In den frühen Morgenstunden, kurz nach 4 Uhr, wurde der Brand eines Gärtnerei-Treibhauses in Ruswil an der Neuenkirchstrasse festgestellt und sofort gemeldet. 75 Eingeteilte der Feuerwehr Ruswil begaben sich unverzüglich an den Schadenort und konnten dort den Brand schnell löschen. Durch den Brand wurde das Treibhaus zerstört.

Bauernhaus tark beschädigt
Die Feuerwehr RegioWehr Michelsamt rückte mit 73 Eingeteilten aus, nachdem am Morgen kurz nach 05.30 Uhr der Brand eines Bauernhauses in Gunzwil auf der Liegenschaft Waldi gemeldet worden war.
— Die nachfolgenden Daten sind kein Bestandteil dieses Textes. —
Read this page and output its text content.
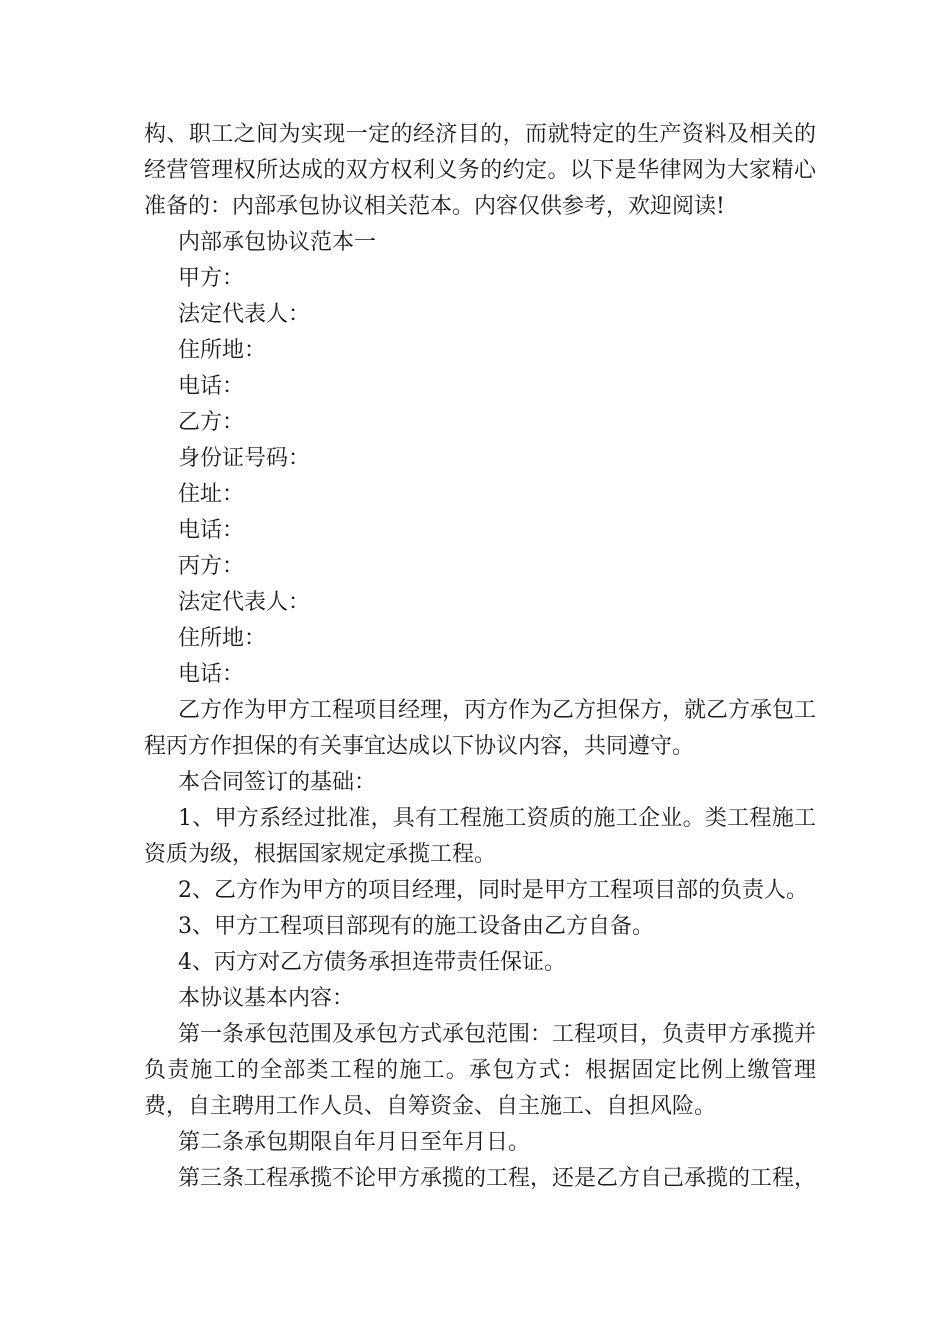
构、职工之间为实现一定的经济目的，而就特定的生产资料及相关的经营管理权所达成的双方权利义务的约定。以下是华律网为大家精心准备的：内部承包协议相关范本。内容仅供参考，欢迎阅读!

内部承包协议范本一

甲方：

法定代表人：

住所地：

电话：

乙方：

身份证号码：

住址：

电话：

丙方：

法定代表人：

住所地：

电话：

乙方作为甲方工程项目经理，丙方作为乙方担保方，就乙方承包工程丙方作担保的有关事宜达成以下协议内容，共同遵守。

本合同签订的基础：

1、甲方系经过批准，具有工程施工资质的施工企业。类工程施工资质为级，根据国家规定承揽工程。

2、乙方作为甲方的项目经理，同时是甲方工程项目部的负责人。

3、甲方工程项目部现有的施工设备由乙方自备。

4、丙方对乙方债务承担连带责任保证。

本协议基本内容：

第一条承包范围及承包方式承包范围：工程项目，负责甲方承揽并负责施工的全部类工程的施工。承包方式：根据固定比例上缴管理费，自主聘用工作人员、自筹资金、自主施工、自担风险。

第二条承包期限自年月日至年月日。

第三条工程承揽不论甲方承揽的工程，还是乙方自己承揽的工程，
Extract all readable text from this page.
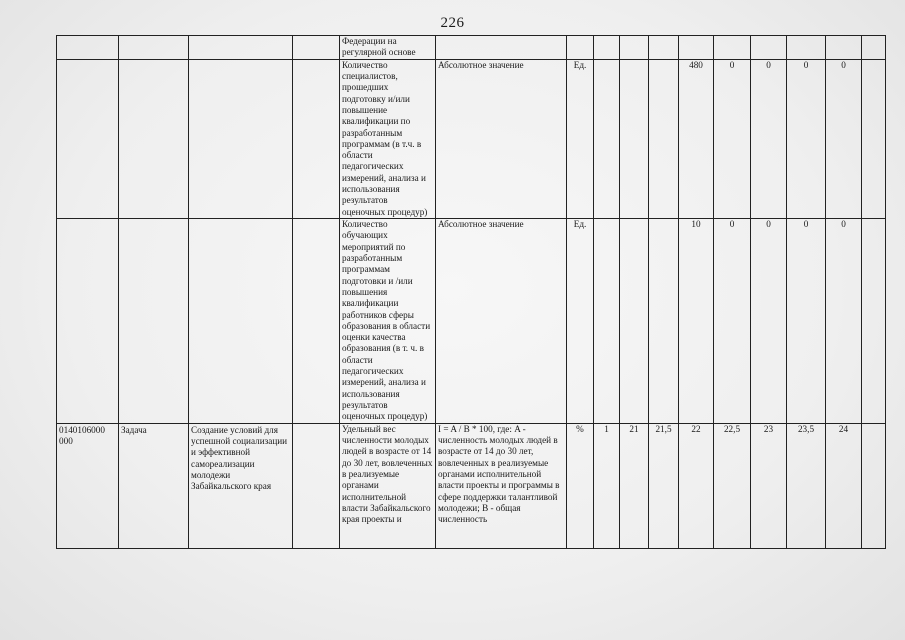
226
				Федерации на регулярной основе											
				Количество специалистов, прошедших подготовку и/или повышение квалификации по разработанным программам (в т.ч. в области педагогических измерений, анализа и использования результатов оценочных процедур)	Абсолютное значение	Ед.				480	0	0	0	0	
				Количество обучающих мероприятий по разработанным программам подготовки и /или повышения квалификации работников сферы образования в области оценки качества образования (в т. ч. в области педагогических измерений, анализа и использования результатов оценочных процедур)	Абсолютное значение	Ед.				10	0	0	0	0	
0140106000 000	Задача	Создание условий для успешной социализации и эффективной самореализации молодежи Забайкальского края		Удельный вес численности молодых людей в возрасте от 14 до 30 лет, вовлеченных в реализуемые органами исполнительной власти Забайкальского края проекты и	I = A / B * 100, где: A - численность молодых людей в возрасте от 14 до 30 лет, вовлеченных в реализуемые органами исполнительной власти проекты и программы в сфере поддержки талантливой молодежи; B - общая численность	%	1	21	21,5	22	22,5	23	23,5	24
Sie trafen einen Dachstock-Vollbrand an, der schnell gelöscht werden konnte. Zum Zeitpunkt des Brandausbruches befand sich eine Person im Haus, die sofort
die Feuerwehr alarmierte und sich dann nach draussen in Sicherheit begab. Durch den Brand wurde das Haus stark beschädigt und ist nicht mehr bewohnbar. 

Die Schadenhöhe der drei Brände beläuft sich auf mehrere hunderttausend Franken. Die Brandursachen sind noch nicht bekannt. Die Brandspezialisten der Kantonspolizei Luzern haben die Ermittlungen aufgenommen.